We next store \(\widehat{\log(P_i^{cigarettes})}\), the fitted values obtained by the first stage regression cig_s1, in the variable lcigp_pred.
Next, we run the second stage regression which gives us the TSLS estimates we seek.
# run the stage 2 regression
cig_s2 <- lm(log(c1995$packs) ~ lcigp_pred)
coeftest(cig_s2, vcov = vcovHC)
#>
#> t test of coefficients:
#>
#> Estimate Std. Error t value Pr(>|t|)
#> (Intercept) 9.71988 1.70304 5.7074 7.932e-07 ***
#> lcigp_pred -1.08359 0.35563 -3.0469 0.003822 **
#> ---
#> Signif. codes: 0 '***' 0.001 '**' 0.01 '*' 0.05 '.' 0.1 ' ' 1
Thus estimating the model (12.3) using TSLS yields
\[\begin{align} \widehat{\log(Q_i^{cigarettes})} = \underset{(1.70)}{9.72} - \underset{(0.36)}{1.08} \log(P_i^{cigarettes}), \tag{12.4} \end{align}\]
where we write \(\log(P_i^{cigarettes})\) instead of \(\widehat{\log(P_i^{cigarettes})}\) for consistency with the book.
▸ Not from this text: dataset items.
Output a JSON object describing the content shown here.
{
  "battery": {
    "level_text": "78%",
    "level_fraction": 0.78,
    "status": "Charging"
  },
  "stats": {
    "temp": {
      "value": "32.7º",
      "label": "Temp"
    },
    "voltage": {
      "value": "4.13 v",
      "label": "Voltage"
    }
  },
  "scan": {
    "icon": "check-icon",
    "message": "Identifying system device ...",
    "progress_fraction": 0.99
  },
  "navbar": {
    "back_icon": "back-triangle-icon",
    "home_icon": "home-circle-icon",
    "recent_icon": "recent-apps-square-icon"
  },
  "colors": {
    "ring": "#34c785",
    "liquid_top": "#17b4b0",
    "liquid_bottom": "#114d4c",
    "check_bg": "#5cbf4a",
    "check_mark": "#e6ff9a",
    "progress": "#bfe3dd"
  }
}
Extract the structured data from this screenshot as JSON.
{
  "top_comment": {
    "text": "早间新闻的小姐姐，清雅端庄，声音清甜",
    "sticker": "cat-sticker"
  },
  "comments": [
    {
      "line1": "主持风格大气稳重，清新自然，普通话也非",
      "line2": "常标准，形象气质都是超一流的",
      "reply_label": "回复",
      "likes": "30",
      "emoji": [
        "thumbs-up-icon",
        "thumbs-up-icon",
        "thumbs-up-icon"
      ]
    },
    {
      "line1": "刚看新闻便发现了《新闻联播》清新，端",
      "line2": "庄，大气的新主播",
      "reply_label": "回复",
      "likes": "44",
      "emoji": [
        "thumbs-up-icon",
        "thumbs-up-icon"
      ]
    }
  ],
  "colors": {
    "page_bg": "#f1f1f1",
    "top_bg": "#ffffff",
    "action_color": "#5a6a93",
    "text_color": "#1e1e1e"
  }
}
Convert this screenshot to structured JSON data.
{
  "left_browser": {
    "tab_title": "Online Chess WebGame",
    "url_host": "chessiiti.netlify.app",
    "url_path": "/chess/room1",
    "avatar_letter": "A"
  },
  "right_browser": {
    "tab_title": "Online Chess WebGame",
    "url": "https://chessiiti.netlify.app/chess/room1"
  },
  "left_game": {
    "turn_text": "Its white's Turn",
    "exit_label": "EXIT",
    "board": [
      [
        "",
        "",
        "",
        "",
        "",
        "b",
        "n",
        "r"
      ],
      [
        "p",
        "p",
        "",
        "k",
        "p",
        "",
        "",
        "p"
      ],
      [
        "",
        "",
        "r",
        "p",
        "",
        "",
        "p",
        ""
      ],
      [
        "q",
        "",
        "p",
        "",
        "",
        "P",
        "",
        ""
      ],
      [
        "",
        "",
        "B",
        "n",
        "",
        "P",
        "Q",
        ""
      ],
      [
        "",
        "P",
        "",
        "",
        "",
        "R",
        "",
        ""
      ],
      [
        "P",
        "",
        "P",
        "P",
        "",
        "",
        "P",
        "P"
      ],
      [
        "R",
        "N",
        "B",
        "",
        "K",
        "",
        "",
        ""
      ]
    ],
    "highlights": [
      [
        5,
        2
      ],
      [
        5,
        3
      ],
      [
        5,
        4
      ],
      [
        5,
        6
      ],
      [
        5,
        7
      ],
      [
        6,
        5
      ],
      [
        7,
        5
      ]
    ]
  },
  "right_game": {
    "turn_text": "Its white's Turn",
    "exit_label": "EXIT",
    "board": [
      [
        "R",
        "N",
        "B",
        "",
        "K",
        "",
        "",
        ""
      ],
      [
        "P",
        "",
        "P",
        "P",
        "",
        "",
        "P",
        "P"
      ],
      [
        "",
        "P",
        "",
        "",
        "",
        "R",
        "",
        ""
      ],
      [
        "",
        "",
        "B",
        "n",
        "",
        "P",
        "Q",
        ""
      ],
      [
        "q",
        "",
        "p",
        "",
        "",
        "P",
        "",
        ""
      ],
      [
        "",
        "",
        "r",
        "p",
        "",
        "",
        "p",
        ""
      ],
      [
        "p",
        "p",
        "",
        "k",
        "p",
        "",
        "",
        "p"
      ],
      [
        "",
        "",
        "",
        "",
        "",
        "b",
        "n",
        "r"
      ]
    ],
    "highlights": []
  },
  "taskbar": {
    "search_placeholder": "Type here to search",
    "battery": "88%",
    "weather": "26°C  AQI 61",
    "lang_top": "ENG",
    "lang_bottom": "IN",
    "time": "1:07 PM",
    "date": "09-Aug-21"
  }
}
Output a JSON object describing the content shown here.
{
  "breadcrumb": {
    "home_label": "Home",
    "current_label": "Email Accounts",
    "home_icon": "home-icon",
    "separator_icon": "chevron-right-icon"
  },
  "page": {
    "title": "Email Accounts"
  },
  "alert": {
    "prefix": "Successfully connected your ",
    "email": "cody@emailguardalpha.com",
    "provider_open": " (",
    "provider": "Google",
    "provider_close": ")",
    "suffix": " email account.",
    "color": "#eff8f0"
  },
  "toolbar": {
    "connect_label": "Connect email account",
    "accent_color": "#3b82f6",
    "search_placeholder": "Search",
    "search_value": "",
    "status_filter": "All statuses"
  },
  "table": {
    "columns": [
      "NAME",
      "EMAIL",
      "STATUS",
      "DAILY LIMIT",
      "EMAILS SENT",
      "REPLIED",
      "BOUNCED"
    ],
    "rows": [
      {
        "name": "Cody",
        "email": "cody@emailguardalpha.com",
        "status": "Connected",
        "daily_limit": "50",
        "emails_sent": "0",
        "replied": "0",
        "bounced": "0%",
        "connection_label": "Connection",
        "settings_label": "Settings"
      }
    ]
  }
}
The function ivreg() from the package AER carries out TSLS procedure automatically. It is used similarly as lm(). Instruments can be added to the usual specification of the regression formula using a vertical bar separating the model equation from the instruments. Thus, for the regression at hand the correct formula is log(packs) ~ log(rprice) | salestax.
# perform TSLS using 'ivreg()'
cig_ivreg <- ivreg(log(packs) ~ log(rprice) | salestax, data = c1995)
coeftest(cig_ivreg, vcov = vcovHC, type = "HC1")
#>
#> t test of coefficients:
#>
#> Estimate Std. Error t value Pr(>|t|)
#> (Intercept) 9.71988 1.52832 6.3598 8.346e-08 ***
#> log(rprice) -1.08359 0.31892 -3.3977 0.001411 **
#> ---
#> Signif. codes: 0 '***' 0.001 '**' 0.01 '*' 0.05 '.' 0.1 ' ' 1
We find that the coefficient estimates coincide for both approaches.
Two notes on the computation of TSLS standard errors
We have demonstrated that running the individual regressions for each stage of TSLS using lm() leads to the same coefficient estimates as when using ivreg(). However, the standard errors reported for the second-stage regression (e.g.,coeftest() or summary()) are invalid because they do not account for the use of predictions from the first-stage regression as regressors in the second-stage regression. Fortunately, ivreg() performs the necessary adjustment automatically. This is another advantage over manual step-by-step estimation which we have done above for demonstrating the mechanics of the procedure.
Just like in multiple regression it is important to compute heteroskedasticity-robust standard errors as we have done above using vcovHC().
The TSLS estimate for \(\beta_1\) in (12.4) suggests that an increase in cigarette prices by one percent reduces cigarette consumption by roughly \(1.08\) percentage points, which is fairly elastic. However, we should keep in mind that this estimate might not be trustworthy even though we used IV estimation: there still might be a bias due to omitted variables. Thus a multiple IV regression approach is needed.